Los hospitales tienen un millón de salidas y escaleras. Abandoné la cafetería por el fondo y entré en las primeras escaleras que encontré. Subí un tramo y me sentí como si me hubieran dado una paliza: me temblaban las piernas y la cabeza me daba vueltas. Me apoyé en la pared y tomé un sorbo de café. Amargaba -hacía tiempo que no limpiaban los cabezales de la cafetera-, pero la cafeína me serenó un poco.

Un médico bajaba corriendo, pero se detuvo al verme.

– ¿Qué hace usted aquí?

Levanté la muñeca donde llevaba la pulsera de plástico de paciente sobre la mano vendada.

– Me he despistado cuando he bajado a por un café.

El médico leyó la pulsera.

– Su habitación está en la quinta planta. Será mejor que tome un ascensor. Creo que no debería estar levantada, señora… Y, desde luego, no debería subir cinco pisos a pie.

Abrió la puerta de la planta baja y la sostuvo mientras yo pasaba detrás de él.

– Puedo pedirle una silla de ruedas.

– No, las enfermeras me han dicho que tengo que empezar a caminar. No se preocupe.

El doctor tenía prisa y no se quedó a discutir. Eché un vistazo a la pulsera. Por supuesto, allí constaba el número de mi habitación. Era una suerte, pues no me había molestado en mirarlo al salir.

Encontré unos ascensores auxiliares y vi un rótulo que indicaba por dónde se iba a la biblioteca del hospital. Con el café entre las yemas de los dedos, dejé atrás las secciones de Consultas Externas de Ortopedia y de Enfermedades Respiratorias y llegué a la biblioteca. Para mi alivio, no era más que una sala llena de libros donados, la mayoría de ellos ejemplares de cortesía con la nota de los agentes de prensa debajo de la tapa todavía. Allí no había nadie que pudiera preguntarse si una persona con grandes gafas oscuras y sin ropa interior debía estar en aquel lugar.

Apagué las luces del techo y me enrosqué en un sillón.
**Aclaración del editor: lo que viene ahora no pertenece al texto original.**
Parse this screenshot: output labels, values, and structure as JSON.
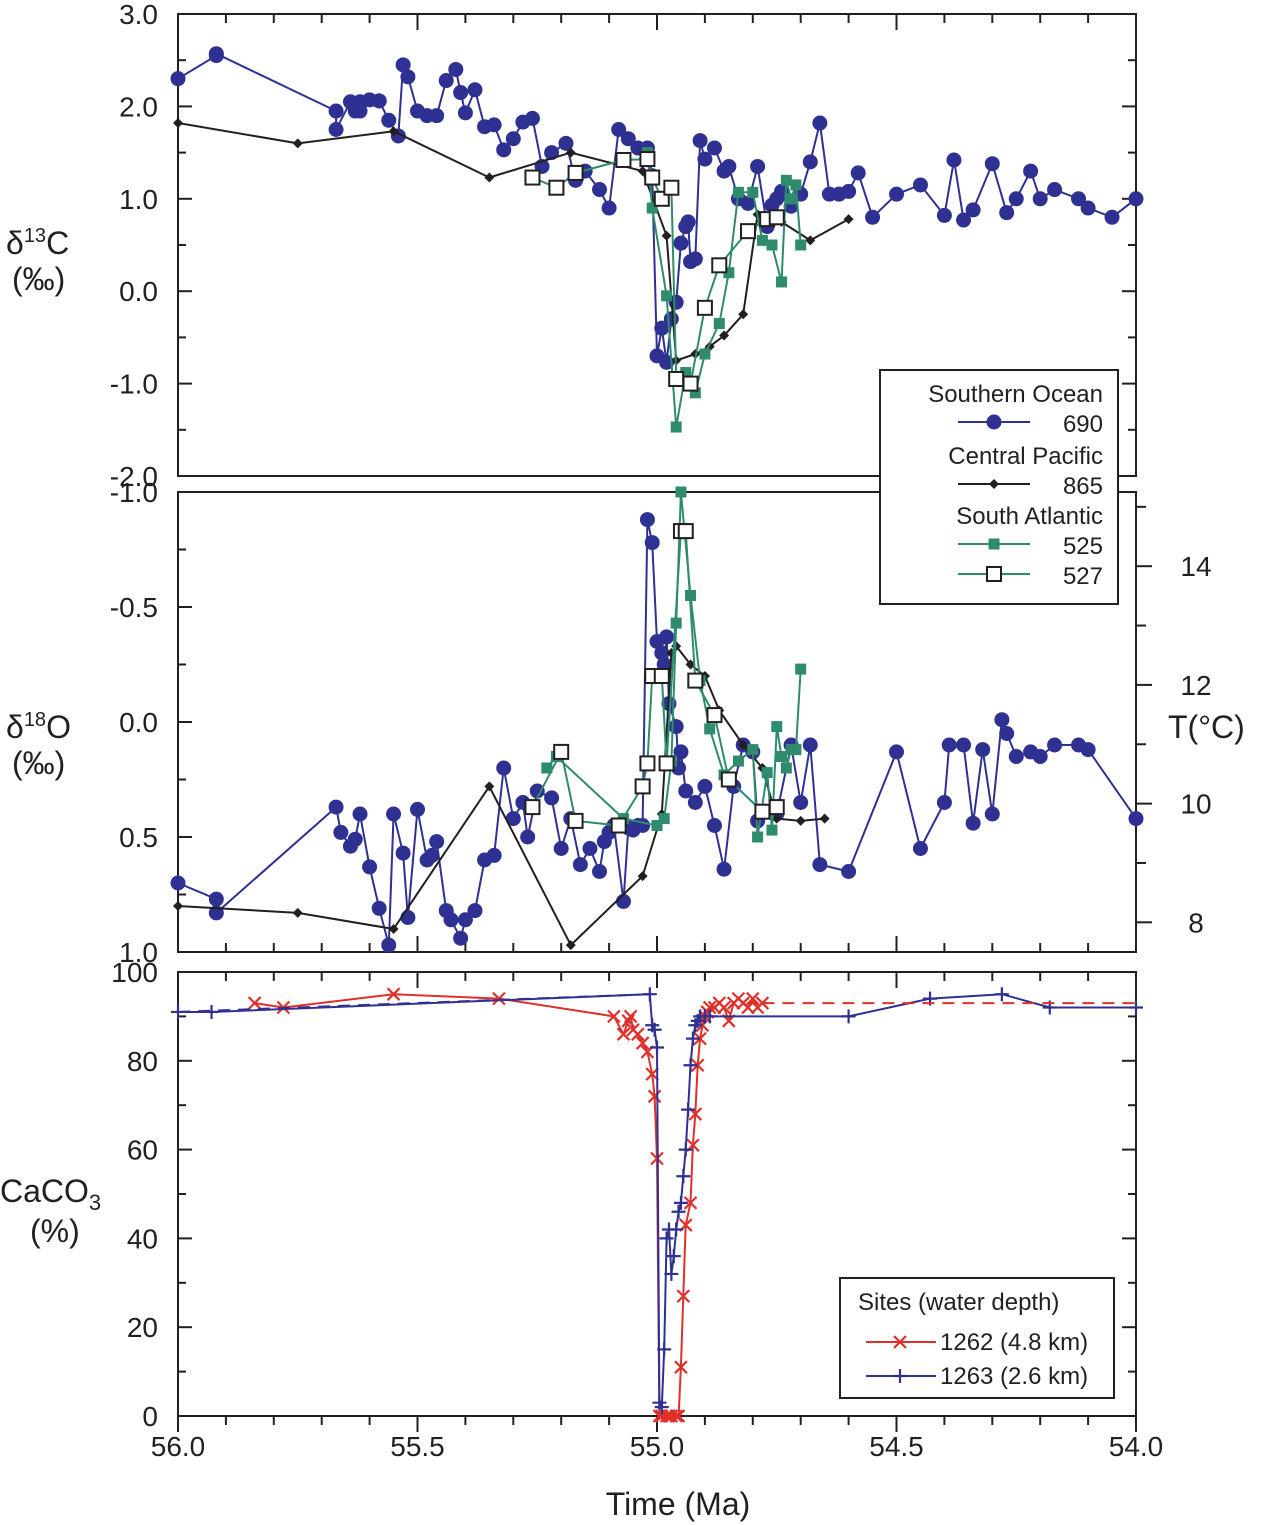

Era hora de dejar de lamentarme de mí misma y de sentirme culpable por lo de la hermana Frankie. Era momento de pensar, de trabajar.

Los federales habían estado vigilando el apartamento de la hermana Frances y no habían intervenido en el ataque contra ella. ¿Significaba aquello que habían deseado su muerte, o sólo que se habían ausentado para tomar una pizza y no vieron que alguien arrojaba los cócteles molotov?

El café surtió efecto, pero no suficiente para poner a funcionar plenamente mi aturdido cerebro. Me levanté del sillón y saqué la hoja publicitaria de varios libros. Rebuscando en los cajones de un pequeño escritorio, encontré un viejo cabo de lápiz. Tendría que valer. No veía apenas para escribir y el lápiz tenía la punta demasiado roma para hacerlo normalmente, por lo que empleé mayúsculas.